For a child waiting on something it is forever. For most adults it is just the blink of an eye, a measure of time that passes without much notice except on the calendar. I can rarely remember on any given day exactly what I was doing 18 months ago on that date. There are a few days in my life however that I can tell you exactly where I was and what I was doing on that day and at that moment, I think most people have those memories. September 11, 2001 is one of those days, one of those moments. .
I can not summon up thoughts of events that took place during the days preceding the 11th, but I have not forgotten a moment since. I ponder about those people who lost those most dear to them on that day, and I know that they remember every second of the last time they were with that person. It still disquiets me that within the span of just a few hours so much about my world could transformed so profusely. In some ways my compassion has grown deeper, but with that has come the capacity to hate as I have never known before. .

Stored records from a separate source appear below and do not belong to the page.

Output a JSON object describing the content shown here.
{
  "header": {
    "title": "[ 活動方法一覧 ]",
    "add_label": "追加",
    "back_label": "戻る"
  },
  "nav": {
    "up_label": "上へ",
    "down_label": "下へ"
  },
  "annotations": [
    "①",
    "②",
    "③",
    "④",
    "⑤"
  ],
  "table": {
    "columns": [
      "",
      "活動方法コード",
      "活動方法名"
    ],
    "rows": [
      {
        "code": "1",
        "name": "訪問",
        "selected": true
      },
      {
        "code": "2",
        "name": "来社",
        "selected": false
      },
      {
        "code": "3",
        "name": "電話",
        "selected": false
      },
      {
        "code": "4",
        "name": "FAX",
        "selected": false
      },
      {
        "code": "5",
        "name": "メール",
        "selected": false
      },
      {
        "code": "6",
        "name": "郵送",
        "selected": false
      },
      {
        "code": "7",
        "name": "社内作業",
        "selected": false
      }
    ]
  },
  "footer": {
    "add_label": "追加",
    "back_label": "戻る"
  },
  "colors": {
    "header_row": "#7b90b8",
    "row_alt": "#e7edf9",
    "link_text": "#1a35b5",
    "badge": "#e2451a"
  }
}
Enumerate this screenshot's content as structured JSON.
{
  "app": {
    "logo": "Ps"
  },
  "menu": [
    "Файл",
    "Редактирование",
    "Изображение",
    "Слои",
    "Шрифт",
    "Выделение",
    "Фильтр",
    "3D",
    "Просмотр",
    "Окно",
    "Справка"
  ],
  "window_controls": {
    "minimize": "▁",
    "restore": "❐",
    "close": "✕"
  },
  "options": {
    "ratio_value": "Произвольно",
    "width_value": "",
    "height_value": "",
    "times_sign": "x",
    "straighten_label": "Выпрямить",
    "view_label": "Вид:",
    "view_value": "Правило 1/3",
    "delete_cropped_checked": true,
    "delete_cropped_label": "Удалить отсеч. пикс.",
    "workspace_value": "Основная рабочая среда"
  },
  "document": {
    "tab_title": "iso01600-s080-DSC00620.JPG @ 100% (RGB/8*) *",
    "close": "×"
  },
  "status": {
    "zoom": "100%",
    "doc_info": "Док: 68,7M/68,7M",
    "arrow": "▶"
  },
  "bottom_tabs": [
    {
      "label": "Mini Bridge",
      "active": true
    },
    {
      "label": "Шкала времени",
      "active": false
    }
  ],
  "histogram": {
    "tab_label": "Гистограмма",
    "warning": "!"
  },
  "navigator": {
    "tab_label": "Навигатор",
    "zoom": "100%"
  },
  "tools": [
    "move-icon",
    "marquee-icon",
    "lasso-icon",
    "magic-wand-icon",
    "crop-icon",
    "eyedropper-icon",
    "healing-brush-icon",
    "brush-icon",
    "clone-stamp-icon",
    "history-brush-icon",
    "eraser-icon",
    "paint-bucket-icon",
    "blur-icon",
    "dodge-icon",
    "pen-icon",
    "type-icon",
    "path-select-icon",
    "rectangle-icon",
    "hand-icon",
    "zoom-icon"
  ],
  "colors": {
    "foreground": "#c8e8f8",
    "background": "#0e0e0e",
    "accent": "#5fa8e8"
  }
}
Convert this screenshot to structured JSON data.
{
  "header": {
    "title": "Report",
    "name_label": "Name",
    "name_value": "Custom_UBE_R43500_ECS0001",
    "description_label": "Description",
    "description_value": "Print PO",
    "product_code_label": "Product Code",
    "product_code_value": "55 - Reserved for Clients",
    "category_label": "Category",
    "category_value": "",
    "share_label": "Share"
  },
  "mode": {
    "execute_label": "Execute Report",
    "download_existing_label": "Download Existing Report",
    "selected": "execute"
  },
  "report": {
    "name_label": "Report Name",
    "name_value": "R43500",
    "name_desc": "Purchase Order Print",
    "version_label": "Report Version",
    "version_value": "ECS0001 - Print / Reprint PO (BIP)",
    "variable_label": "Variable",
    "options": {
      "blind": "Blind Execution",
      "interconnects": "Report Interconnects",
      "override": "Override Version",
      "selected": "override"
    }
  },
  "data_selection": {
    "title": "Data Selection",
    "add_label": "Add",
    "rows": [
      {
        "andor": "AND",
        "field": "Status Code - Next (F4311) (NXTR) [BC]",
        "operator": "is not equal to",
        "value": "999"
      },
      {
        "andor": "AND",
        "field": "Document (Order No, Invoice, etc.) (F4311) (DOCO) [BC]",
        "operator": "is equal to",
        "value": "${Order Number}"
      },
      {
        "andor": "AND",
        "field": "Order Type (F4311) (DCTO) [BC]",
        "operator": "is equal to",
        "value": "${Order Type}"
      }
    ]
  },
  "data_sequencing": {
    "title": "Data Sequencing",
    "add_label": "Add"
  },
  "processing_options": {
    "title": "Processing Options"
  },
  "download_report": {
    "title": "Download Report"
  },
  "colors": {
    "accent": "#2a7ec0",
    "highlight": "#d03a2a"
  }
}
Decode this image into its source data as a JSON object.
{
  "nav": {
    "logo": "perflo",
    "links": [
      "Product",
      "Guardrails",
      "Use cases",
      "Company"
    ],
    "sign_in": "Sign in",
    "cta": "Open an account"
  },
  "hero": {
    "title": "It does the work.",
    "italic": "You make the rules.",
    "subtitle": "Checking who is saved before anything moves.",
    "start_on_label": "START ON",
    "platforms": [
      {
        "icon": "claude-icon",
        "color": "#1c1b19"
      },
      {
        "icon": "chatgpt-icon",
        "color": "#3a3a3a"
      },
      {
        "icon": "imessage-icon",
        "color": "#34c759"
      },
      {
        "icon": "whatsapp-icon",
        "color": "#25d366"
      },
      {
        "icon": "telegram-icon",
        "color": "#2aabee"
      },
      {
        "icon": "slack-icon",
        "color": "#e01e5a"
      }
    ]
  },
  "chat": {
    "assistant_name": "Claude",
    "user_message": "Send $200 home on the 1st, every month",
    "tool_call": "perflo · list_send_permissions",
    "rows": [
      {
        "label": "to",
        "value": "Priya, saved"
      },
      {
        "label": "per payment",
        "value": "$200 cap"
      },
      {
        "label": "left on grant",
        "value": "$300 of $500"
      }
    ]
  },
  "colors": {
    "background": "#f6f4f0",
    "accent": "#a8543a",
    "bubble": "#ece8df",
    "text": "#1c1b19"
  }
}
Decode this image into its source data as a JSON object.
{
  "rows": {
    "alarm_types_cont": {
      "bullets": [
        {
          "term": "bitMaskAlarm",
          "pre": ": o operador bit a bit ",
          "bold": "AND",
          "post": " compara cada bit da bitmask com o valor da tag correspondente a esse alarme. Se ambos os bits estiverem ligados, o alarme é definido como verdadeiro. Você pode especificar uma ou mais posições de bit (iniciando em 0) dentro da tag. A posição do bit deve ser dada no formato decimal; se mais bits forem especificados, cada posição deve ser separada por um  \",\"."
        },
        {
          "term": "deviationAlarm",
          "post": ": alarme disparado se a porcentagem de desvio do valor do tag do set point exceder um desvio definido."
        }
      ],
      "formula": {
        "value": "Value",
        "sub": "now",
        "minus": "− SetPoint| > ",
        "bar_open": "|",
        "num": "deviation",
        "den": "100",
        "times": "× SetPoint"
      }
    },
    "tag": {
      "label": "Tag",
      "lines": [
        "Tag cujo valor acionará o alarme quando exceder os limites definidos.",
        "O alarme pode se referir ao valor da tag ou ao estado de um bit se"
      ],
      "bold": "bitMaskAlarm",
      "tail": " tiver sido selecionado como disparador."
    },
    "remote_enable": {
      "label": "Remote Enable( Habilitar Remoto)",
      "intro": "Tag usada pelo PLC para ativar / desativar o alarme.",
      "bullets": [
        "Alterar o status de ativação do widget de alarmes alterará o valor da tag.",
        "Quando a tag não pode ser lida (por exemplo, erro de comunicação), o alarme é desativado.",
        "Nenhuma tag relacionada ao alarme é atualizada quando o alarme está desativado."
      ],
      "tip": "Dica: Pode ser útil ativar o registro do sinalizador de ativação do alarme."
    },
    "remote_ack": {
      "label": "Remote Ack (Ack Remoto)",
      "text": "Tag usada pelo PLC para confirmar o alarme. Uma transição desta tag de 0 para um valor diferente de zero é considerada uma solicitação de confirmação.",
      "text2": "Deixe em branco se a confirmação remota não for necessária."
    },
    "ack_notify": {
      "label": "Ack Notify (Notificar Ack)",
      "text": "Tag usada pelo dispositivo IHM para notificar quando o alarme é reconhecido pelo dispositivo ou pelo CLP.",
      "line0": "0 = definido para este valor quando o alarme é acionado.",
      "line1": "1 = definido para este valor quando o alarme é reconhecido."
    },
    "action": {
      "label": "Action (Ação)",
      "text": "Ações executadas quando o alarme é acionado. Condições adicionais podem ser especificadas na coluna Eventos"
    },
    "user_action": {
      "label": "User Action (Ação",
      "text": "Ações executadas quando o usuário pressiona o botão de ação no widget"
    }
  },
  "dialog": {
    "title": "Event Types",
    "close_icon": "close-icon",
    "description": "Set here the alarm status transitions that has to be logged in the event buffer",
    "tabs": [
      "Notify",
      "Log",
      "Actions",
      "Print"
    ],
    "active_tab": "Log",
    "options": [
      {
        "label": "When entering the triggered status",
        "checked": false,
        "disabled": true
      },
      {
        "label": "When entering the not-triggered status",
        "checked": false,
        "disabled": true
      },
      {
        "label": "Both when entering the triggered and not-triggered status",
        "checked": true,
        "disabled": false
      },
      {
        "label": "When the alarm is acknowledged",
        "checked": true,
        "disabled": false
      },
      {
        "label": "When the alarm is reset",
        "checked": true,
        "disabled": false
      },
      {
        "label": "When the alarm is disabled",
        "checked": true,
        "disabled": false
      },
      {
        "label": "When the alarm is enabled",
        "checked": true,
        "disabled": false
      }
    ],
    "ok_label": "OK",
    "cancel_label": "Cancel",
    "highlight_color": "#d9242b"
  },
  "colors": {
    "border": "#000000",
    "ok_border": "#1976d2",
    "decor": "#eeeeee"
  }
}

They say time heals all wounds, and I suppose in some ways 18 months has aided the healing of the wounds. After 18 months I still can't understand why they did these things or how a country could be so hated, and if I was aware or understood would it really make a difference? Would it help me to forget the pain, the fear, the suffering or the helplessness I felt that day, that America felt that day and every day since? Some things you can never forget, some you never want to forget no matter how horrendous they are. .
The only thing I am certain of is that a group consisting largely of exceptionally evil folk for reasons I can't comprehend, went to America and attacked their people, innocent people. They have shown the lengths they are willing to go, to obliterate everything that the Americans esteem, to tear down a way of life made possible by the fighting and dying of thousands of men and women in the last two-hundred and twenty-five years.